Singapore. Paradox of Plenty. How Real Estate Threatens Effort, Meritocracy and Stability.
What happens to an economy if everyone suddenly got rich without expending much effort or ingenuity? What if the people toiled for decades with some success but then an overriding factor made them rich which had little to do with their efforts? What if the magnitude of this wealth increase, which was uncorrelated, was disproportionately large, accounting for a greater proportion of the increase in wealth than employment and enterprise?
Would not people regard their work and enterprise as inefficient wealth accumulators? Would not people seek to increase their exposure to the single most efficient factor responsible for wealth creation?
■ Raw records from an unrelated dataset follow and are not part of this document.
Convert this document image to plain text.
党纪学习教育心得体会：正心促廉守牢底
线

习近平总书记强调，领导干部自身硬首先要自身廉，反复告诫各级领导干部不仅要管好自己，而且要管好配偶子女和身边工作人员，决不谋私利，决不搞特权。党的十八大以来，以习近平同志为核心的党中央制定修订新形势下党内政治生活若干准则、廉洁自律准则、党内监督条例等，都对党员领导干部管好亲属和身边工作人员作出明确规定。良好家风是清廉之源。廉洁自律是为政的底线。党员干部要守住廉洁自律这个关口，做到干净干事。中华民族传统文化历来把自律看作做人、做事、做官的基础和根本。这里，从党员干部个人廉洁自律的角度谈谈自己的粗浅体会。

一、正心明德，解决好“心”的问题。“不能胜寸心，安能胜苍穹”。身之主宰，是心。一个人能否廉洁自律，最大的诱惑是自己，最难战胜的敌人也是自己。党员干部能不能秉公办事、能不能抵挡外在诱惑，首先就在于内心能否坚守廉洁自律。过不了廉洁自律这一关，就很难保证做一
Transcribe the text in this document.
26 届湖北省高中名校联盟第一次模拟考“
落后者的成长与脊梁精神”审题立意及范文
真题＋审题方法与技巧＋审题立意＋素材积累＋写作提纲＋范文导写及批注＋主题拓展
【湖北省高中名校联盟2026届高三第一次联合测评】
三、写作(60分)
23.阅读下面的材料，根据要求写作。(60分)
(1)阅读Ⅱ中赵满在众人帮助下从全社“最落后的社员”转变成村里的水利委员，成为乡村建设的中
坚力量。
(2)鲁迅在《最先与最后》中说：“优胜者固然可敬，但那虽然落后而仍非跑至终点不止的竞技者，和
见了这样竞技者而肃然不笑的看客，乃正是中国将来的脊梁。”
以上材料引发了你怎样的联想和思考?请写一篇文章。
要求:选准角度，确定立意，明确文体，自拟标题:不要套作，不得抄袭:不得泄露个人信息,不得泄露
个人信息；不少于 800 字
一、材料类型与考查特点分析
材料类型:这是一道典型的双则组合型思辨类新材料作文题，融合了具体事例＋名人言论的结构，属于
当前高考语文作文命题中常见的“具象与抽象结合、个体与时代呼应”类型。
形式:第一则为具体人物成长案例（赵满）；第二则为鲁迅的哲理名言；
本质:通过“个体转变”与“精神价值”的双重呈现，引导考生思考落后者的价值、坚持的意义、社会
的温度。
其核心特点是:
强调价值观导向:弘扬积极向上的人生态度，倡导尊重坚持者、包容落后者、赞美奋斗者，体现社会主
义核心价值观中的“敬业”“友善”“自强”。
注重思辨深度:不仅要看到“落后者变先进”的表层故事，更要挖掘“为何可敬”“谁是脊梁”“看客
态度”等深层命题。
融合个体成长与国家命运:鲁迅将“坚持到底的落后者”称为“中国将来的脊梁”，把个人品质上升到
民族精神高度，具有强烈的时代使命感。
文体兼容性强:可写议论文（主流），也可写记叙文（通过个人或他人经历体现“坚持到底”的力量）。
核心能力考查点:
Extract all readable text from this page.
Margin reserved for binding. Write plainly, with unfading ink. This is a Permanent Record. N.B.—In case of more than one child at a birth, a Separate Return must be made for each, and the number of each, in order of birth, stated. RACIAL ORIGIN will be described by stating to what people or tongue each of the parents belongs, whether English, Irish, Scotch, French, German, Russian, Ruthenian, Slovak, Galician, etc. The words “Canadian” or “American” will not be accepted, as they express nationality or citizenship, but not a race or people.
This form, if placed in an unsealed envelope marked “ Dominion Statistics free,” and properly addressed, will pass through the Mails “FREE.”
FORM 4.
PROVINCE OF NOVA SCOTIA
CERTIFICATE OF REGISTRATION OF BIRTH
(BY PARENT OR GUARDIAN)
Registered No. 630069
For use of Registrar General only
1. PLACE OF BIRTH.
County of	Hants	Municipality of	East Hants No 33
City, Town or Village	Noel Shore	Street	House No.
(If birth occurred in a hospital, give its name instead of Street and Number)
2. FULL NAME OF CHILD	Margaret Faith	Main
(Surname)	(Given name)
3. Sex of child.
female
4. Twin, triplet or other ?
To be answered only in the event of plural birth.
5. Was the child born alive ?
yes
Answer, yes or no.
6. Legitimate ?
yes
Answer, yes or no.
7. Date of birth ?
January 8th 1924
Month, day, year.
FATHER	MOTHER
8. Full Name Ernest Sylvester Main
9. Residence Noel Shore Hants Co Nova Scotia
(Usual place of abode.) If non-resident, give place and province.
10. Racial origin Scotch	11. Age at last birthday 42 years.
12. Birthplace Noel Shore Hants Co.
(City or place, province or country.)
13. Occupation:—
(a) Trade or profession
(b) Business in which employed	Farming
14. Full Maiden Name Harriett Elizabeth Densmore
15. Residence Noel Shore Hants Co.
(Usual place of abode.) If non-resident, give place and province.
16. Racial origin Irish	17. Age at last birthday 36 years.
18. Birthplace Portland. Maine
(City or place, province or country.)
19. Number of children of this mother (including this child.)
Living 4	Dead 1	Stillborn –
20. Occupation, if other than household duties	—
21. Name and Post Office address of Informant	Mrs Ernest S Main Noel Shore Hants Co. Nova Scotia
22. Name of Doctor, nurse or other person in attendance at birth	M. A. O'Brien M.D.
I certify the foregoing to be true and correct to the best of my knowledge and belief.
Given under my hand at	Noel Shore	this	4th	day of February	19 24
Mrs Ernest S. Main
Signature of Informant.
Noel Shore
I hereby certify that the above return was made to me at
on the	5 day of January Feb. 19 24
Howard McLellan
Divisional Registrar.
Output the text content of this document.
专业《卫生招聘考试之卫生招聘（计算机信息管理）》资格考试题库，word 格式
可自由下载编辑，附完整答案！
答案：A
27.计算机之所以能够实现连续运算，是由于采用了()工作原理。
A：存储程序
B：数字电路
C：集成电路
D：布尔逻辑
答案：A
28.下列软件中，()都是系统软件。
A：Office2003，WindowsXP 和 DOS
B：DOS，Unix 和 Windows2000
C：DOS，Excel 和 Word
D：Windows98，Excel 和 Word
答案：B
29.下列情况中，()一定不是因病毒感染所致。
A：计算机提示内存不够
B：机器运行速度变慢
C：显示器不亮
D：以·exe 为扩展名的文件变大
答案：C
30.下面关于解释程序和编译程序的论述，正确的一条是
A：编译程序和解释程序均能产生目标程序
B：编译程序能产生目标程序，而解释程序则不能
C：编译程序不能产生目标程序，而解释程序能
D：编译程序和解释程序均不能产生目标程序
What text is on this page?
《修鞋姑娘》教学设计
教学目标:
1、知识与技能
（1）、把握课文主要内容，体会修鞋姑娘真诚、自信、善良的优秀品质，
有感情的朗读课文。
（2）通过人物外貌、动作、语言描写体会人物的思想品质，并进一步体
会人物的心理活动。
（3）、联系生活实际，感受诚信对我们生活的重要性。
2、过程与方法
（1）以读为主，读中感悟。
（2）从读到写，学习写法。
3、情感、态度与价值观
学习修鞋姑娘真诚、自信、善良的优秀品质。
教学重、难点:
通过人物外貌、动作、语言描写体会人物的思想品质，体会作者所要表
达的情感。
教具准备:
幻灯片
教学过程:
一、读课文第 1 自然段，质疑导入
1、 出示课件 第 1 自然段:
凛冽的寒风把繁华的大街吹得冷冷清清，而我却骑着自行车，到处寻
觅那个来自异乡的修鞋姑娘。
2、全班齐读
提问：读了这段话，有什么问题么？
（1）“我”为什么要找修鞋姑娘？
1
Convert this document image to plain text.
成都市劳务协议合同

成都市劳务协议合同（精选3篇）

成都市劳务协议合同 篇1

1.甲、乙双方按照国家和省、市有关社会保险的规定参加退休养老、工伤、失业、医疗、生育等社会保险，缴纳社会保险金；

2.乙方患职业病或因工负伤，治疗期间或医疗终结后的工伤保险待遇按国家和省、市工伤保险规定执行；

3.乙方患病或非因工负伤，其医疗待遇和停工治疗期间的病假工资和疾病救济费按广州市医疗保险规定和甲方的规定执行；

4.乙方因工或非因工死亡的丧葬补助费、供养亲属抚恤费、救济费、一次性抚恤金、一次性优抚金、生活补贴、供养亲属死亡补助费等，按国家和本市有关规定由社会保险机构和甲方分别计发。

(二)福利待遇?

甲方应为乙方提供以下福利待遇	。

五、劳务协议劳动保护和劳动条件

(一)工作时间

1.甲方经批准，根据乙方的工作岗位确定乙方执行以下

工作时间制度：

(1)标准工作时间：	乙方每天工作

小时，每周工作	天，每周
This would seem to be the logical thing to do.
In land scarce Singapore, real estate, in particular residential real estate, has been that factor. The index of HDB (government subsidized housing) resale prices has risen at an annual rate of 6.6% per annum since 1990. Private residential prices have risen by 4.6% p.a. in the same period. Landed private residential prices have risen by 5.3% p.a. Given that inflation has mostly been hovered at around 2%, these growth rates in real estate prices have been impressive.
The experience of most house owners has been enhanced by leverage since houses are rarely ever bought without a mortgage, and with LTV’s as low as 20% or even lower in some cases, (pre cooling measures), returns would have been levered 5X. Couple this with over 30 years of falling interest rates and the returns and attractiveness of real estate as an investment is easy to understand.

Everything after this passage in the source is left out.